Question

A parallel-plate capacitor is charged and then is disconnected from the battery. By what factor does the stored energy change when the plate separation is then doubled?

Answer 1

0.5

Step-by-step explanation:

The energy of a charged capacitor is given by
`(1)/(2)QC` where
`Q` is the charge on it and
`C` is its capacitance. The capacitance is defined, geometrically, as

`(\epsilon A)/(d)`

where
`\epsilon` is a constant that is determined by the material between the plates,
`A` is the area of the plates and
`d` is the distance between them. It is then that the capacitance is linearly inversely proportional to the separation distance; as the distance increases, the capacitance reduces.

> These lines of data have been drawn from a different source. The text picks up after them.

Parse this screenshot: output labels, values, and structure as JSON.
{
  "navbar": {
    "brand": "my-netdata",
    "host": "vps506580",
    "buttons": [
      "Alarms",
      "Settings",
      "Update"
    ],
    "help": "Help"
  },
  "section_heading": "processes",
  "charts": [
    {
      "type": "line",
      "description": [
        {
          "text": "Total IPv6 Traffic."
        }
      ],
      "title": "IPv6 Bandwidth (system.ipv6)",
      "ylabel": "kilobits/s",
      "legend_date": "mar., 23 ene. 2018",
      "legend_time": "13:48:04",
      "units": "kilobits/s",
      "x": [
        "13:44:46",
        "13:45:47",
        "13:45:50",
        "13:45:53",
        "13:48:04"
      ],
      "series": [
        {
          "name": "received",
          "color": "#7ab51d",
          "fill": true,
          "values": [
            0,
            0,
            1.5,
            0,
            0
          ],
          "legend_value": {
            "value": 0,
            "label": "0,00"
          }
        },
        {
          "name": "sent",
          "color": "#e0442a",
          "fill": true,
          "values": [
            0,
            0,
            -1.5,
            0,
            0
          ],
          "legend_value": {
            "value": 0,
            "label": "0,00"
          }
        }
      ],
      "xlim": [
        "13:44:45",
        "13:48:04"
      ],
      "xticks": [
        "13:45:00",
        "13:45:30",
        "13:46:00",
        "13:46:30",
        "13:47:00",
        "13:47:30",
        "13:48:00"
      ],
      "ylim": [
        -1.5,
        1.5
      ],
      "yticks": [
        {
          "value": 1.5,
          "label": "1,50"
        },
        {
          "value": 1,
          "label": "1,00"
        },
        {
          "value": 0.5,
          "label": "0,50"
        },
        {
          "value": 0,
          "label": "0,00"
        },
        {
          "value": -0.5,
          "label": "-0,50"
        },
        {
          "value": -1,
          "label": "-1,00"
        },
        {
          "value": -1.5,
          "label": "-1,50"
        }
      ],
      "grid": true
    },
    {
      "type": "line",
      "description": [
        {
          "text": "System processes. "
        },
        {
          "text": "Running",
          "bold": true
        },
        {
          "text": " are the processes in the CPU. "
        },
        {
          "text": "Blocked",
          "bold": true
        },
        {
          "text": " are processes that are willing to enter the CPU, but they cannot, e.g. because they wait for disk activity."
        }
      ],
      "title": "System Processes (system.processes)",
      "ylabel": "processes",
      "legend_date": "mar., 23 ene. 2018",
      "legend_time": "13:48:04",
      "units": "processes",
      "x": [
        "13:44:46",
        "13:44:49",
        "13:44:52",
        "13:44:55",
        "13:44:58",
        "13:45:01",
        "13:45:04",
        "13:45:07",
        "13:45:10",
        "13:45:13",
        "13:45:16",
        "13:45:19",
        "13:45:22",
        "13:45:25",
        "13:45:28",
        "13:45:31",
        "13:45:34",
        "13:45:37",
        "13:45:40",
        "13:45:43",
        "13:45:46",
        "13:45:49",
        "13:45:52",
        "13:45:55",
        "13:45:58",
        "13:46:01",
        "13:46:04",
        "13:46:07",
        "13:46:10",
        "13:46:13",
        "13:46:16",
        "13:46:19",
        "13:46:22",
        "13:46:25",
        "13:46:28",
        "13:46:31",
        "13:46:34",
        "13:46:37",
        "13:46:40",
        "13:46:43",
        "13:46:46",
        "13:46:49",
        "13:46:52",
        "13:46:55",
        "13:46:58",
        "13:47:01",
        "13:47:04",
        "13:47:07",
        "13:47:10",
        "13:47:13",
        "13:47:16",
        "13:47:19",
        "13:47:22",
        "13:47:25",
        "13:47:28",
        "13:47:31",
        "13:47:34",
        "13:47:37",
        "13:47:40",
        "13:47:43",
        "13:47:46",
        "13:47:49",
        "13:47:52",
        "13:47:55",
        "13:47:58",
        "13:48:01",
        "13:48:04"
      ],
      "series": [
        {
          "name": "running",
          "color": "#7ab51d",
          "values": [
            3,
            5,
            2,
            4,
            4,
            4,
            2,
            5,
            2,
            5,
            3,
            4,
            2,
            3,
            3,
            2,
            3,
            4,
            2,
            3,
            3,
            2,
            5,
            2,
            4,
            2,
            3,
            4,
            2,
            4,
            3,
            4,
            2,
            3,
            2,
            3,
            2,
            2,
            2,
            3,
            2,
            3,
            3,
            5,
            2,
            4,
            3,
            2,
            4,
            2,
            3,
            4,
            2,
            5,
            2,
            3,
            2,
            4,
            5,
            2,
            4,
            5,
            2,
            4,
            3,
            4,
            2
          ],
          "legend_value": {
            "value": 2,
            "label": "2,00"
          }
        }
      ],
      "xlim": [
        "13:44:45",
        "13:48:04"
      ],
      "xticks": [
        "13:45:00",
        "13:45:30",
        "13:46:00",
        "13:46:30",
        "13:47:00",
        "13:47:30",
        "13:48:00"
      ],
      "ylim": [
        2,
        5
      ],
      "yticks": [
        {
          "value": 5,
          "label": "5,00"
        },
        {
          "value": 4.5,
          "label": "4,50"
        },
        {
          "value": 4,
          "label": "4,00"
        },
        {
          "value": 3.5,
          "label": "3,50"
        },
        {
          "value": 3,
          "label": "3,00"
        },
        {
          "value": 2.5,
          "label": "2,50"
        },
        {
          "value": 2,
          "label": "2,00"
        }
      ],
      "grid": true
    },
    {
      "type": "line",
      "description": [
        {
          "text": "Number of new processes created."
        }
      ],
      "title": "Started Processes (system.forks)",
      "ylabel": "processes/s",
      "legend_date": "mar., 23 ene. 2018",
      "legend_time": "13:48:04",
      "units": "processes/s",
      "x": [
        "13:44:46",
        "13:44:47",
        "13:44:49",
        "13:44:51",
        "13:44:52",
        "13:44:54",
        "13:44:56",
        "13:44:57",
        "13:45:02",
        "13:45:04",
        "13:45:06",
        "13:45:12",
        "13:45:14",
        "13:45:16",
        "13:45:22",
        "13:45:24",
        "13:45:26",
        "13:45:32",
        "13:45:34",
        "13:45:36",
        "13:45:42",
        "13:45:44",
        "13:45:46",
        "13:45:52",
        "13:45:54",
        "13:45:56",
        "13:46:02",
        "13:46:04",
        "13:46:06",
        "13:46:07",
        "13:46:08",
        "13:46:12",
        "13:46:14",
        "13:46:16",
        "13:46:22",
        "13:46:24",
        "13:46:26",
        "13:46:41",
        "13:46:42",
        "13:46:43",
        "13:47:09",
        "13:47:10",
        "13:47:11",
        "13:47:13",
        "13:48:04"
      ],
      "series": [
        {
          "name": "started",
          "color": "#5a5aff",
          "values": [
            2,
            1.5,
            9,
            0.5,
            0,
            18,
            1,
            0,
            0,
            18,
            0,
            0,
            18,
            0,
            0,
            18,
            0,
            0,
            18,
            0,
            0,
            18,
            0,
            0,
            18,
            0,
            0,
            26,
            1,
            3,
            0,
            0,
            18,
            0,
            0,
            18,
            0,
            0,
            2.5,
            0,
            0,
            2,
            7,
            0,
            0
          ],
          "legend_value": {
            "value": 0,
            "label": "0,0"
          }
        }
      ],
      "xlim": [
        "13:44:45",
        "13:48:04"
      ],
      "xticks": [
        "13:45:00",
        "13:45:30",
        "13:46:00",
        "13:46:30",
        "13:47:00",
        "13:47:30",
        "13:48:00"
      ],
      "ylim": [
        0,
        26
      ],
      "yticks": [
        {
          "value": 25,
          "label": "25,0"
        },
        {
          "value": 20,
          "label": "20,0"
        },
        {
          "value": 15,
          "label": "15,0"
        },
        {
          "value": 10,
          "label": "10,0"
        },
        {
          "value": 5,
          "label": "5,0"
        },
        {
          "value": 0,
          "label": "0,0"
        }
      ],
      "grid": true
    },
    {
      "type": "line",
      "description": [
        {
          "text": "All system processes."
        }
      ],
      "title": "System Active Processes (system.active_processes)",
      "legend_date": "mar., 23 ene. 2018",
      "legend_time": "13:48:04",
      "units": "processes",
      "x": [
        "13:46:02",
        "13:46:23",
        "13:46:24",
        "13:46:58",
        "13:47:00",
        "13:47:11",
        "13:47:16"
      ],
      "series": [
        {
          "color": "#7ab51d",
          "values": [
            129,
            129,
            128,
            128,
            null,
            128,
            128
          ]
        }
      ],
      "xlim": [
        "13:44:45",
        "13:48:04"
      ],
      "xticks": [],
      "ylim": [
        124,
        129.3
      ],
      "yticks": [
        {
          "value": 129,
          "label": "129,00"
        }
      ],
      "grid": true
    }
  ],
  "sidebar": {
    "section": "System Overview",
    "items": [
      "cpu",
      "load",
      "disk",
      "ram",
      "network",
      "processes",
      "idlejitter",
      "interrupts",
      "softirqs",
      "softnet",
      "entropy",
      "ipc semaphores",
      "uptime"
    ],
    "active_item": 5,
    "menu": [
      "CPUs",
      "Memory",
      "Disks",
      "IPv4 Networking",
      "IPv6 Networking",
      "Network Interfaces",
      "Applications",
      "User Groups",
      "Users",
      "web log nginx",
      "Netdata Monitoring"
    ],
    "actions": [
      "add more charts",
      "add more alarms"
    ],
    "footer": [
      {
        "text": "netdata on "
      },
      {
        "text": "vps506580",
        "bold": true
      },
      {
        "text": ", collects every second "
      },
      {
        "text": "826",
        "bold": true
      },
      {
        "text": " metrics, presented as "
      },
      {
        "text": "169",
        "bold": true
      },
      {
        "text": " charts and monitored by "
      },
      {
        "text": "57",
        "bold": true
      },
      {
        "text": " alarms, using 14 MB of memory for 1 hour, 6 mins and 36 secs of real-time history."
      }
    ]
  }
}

Because it is linear, when the separation distance is doubled, other factors remaining constant, the capacitance is halved. Because the capacitance is halved, the energy is halved.

Let's see the mathematics.

Initial capacitance,
`C_1` at initial separation,
`d_1`

`C_1=(\epsilon A)/(d_1)`

If separation is doubled, separation becomes
`d_2=2d_1`. Then the capacitance becomes

`C_2=(\epsilon A)/(d_2)`

`C_2=(\epsilon A)/(2d_1)`

`C_2=0.5(\epsilon A)/(d_1)`

`C_2=0.5C_1`

Initial energy,
`E_1=(1)/(2)QC_1`

Final energy,
`E_2=(1)/(2)QC_2= (1)/(2)Q*0.5C_1`

`E_2=0.5*(1)/(2)QC_1=0.5E_1`

Hence,
`(E_2)/(E_1)=0.5`